Likud Holds Back on Election Transparency Bill

YERUSHALAYIM
Israeli Prime Minister Binyamin Netanyahu. (Noam Revkin Fenton/Flash90)

Israeli Prime Minister Binyamin Netanyahu has personally ordered a freeze on a bill to extend the election propaganda law to prevent interference in the voting process prior to the April elections, The Times of Israel reported, citing a Knesset source on Tuesday.

Currently, the law which regulates electioneering applies to print and broadcast media, but has not been updated to apply to the internet, a shortcoming which has become a focus of attention in light of the recent Shin Bet warning that a foreign power intends to meddle in the upcoming elections.

The Likud party rejected on Tuesday a request from the Central Elections Committee to support new measures to protect the electoral process by enforcing transparency, if not by legal amendment, then by an agreement with other parties. All the Israeli political parties have reportedly agreed to go along with such measures—except for Likud.

In response to a petition for an injunction on all parties running in the Knesset to cease running any ads in any media that do not say who paid for them, Central Elections Committee chairman High Court Judge Hanan Melcer proposed on Sunday that the Knesset urgently reconvene to pass a law to that effect. Melcer also asked parties to consider a suggestion for an ad hoc agreement on online transparency.

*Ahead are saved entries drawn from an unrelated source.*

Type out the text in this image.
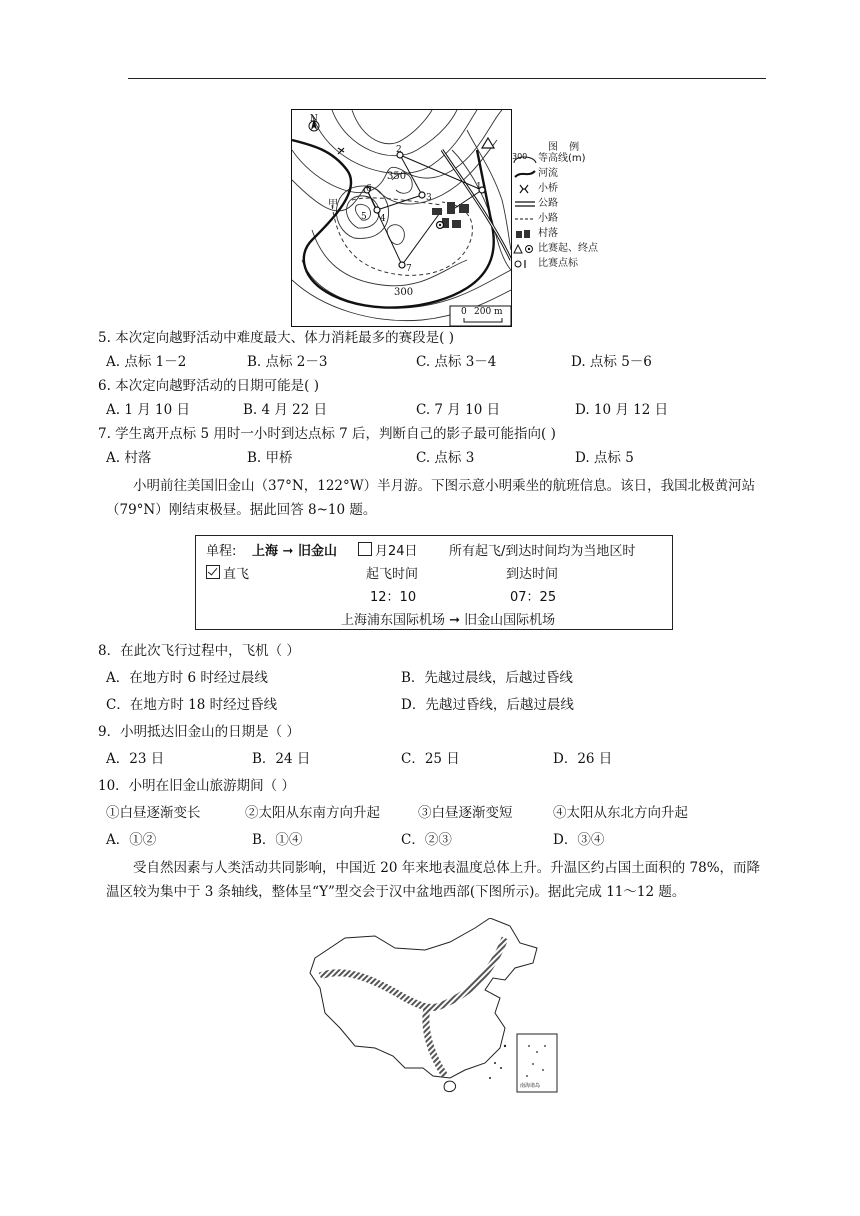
N
350
300
甲
1
2
3
4
5
6
7
0 200 m
图 例
300 等高线(m)
河流
小桥
公路
小路
村落
比赛起、终点
比赛点标
5. 本次定向越野活动中难度最大、体力消耗最多的赛段是( )
A. 点标 1－2	B. 点标 2－3	C. 点标 3－4	D. 点标 5－6
6. 本次定向越野活动的日期可能是( )
A. 1 月 10 日	B. 4 月 22 日	C. 7 月 10 日	D. 10 月 12 日
7. 学生离开点标 5 用时一小时到达点标 7 后，判断自己的影子最可能指向( )
A. 村落	B. 甲桥	C. 点标 3	D. 点标 5
小明前往美国旧金山（37°N，122°W）半月游。下图示意小明乘坐的航班信息。该日，我国北极黄河站（79°N）刚结束极昼。据此回答 8~10 题。
单程: 上海 ➞ 旧金山	月24日 所有起飞/到达时间均为当地区时
直飞	起飞时间	到达时间
12：10	07：25
上海浦东国际机场 ➞ 旧金山国际机场
8．在此次飞行过程中，飞机（ ）
A．在地方时 6 时经过晨线	B．先越过晨线，后越过昏线
C．在地方时 18 时经过昏线	D．先越过昏线，后越过晨线
9．小明抵达旧金山的日期是（ ）
A．23 日	B．24 日	C．25 日	D．26 日
10．小明在旧金山旅游期间（ ）
①白昼逐渐变长	②太阳从东南方向升起	③白昼逐渐变短	④太阳从东北方向升起
A．①②	B．①④	C．②③	D．③④
受自然因素与人类活动共同影响，中国近 20 年来地表温度总体上升。升温区约占国土面积的 78%，而降温区较为集中于 3 条轴线，整体呈“Y”型交会于汉中盆地西部(下图所示)。据此完成 11～12 题。
南海诸岛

“In light of the concerns about foreign intervention, the subject of anonymous materials carries a different weight,” Melcer said.

In a reply to Melcer, Likud chief legal adviser Avi Halevy said there was no need to rush into things. “The use of the internet was very significant in the last election campaign and the parties were not required to legislate or sign a treaty with criminal implications,” he said. “

“There’s no reason to behave differently in this election, such that will violate the foundations of our government system,” he wrote. “Our stance, backed by the attorney-general, is that when there are concrete cases brought before the honorable chairman of the Central Elections Committee, each case should be examined individually and carefully… as committee chairmen have done in the past.”

The party, he said, would not accept “replacing the Knesset with any such agreement between different factions.”

Halevy did not rule out future changes to the law:

“In our opinion, the Elections Law should be amended to adapt it to the changing reality, but the authority to do so is devoted exclusively to the Knesset,” Halevy wrote. But, he added, “the need to consider in depth the proposals and their consequences means that we cannot complete the legislative work before the upcoming elections.”

Tehilla Shwartz Altshuler, an expert on technology policy at the nonpartisan Israel Democracy Institute and a co-signatory to the court petition, characterized the Likud decision to the Times as “inexplicable,” unless “they want to use these tools to manipulate voters.”

A Yesh Atid spokesperson was more openly accusatory:

“When you have nothing to sell, all you have left is to lie. The Likud admits that they’re spreading lies and fake news. Otherwise, they would have no reason to oppose a law that requires transparency and identification behind propaganda on the internet.”